Но Германа Пеньтюхов почитал и тогда, и уже когда учиться стали, сошлись-сдружились накрепко. Наверное, за характер его добрый, за душу, что нарастопашку, но не до простодырости, как у Петьки... Днем студенты кувыркались с ведрами по картофельному полю, вечерами потихоньку сходились-сживались, ибо впереди были годы учебы, трудов экспедишных, влюбленностей и любви, пьянок до беспробудностни, потерь и находок, побед, удач и промахов. И вдобавок - всей этой братии предстояло делить тяготы и лишения общежитской жизни - а это не пуд соли съесть, гораздо больше - много гекталитров выпить. Городские-то ребята, кто с родителями жили, на картошку не поехали, а оставались общажку для своих бездомных сотоварищей ремонтировать.
Очень быстро сдружился Пеньтюхов с Веней Купцовым – добродушным увальнем, слегка подслеповатым (ему бы очки носить, но он к ним так и не приноровился - так и щурится, верно, по сию пору). С Леликом-земляком дружба сперва не заладилась. В том смысле, что вдруг неприязнь легкая между ними возникла, то ли оттого, что в разных группах учились и обживали покуда всяк свое болото-курятник: Пеньтюхов - свой, Лелик - свой.

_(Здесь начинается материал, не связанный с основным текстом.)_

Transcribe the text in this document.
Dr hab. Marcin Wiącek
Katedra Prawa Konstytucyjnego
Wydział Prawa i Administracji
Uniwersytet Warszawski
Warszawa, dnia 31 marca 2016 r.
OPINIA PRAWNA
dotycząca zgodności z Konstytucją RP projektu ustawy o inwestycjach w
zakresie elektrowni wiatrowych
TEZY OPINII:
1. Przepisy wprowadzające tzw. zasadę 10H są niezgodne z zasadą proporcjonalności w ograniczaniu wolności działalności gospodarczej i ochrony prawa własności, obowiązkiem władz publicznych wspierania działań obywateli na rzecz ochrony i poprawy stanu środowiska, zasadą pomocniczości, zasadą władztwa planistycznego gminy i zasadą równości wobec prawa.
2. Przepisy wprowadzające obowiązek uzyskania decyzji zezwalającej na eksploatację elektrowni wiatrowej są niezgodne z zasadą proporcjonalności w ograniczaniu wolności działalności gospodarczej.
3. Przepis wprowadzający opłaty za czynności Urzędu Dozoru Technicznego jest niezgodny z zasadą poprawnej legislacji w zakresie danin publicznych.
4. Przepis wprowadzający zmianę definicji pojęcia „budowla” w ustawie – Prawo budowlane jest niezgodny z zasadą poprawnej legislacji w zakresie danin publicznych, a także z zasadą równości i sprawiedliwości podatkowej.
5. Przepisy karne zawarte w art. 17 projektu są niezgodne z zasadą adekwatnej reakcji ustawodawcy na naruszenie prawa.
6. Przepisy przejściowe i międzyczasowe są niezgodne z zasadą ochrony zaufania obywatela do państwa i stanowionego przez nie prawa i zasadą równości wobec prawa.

С девчатами Пеньтюхов практически не контачил. Зайти в их половину, либо на поле полюбезничать - и на дух не получалось. Что спросить, если подойдешь? Не знал, да, в общем-то, и не пытался. И на работе ухайдакивался: уже тогда не получалось у него вполсилы работать, и к тому же не Пеньтюхов был бы, если б не влюбился по-тихому и без надежды на ответность...
Барак, в котором обитали студенты, стоял на высоком берегу. С одной стороны к халабудке углом лес, будто наплыл и остановился, еловый и темный, с другой стороны начинались за небольшим пустырьком, на котором коростились всевозможные разобранные до остовов трактора, комбайны и прочая сельхозутварь, совхозные поля. А внизу текла река. Широкая, в сотню метров, если по зеркалу мерить - от берега до острова. А там еще протока вполовину основного русла. Не то что речка-медля, у далеких Ершей протекающая. По берегам реки - где пески, а где и валуны да камешки разные намыты. Вдиво последнее Петьке. Ничего особенного в тех каменьях нет – валуны, галька. Но среди них попадались и занятные камушки.
Однажды парнишка из группы геологов пошел на реку и принес оттуда агат - с виду невзрачен и бесформен, но на изломе голубовато-перламутровый и кольца концентрические, как у дерева. Еще принес малый и окаменелости какие-то - тычки такие, название у них хитрое – «чертов палец», а по научному - белемнит. Последние-то, как Пеньтюхову растолковал бывший член кружка юных геологов, на самом деле были когда-то моллюсками в самое древнее время, какое и немыслимо даже - в карбоне. В кружке парень нахватался всякого преизрядно и теперь брави¬ровал этим. Петьке же все это внове - и слово то какое заковыристое – «белемнит», чтоб запомнить его, если про белену не слыхал бы никогда, что кто-то ею объелся, то и в башку это слово не втемяшить. А так про отравку известную вспомни, буковку "м" в середке вставь да окончание «ит»", как у всякого минерала присобачь, и получишь хитромудрое - беле-м-н-ит. Слово «карбон» запомнить проще - в школе на уроках химии изучали карбонаты, Окончание убери и получится название геологического периода. Все можно запомнить - даже при Пеньтюховском беспамятстве.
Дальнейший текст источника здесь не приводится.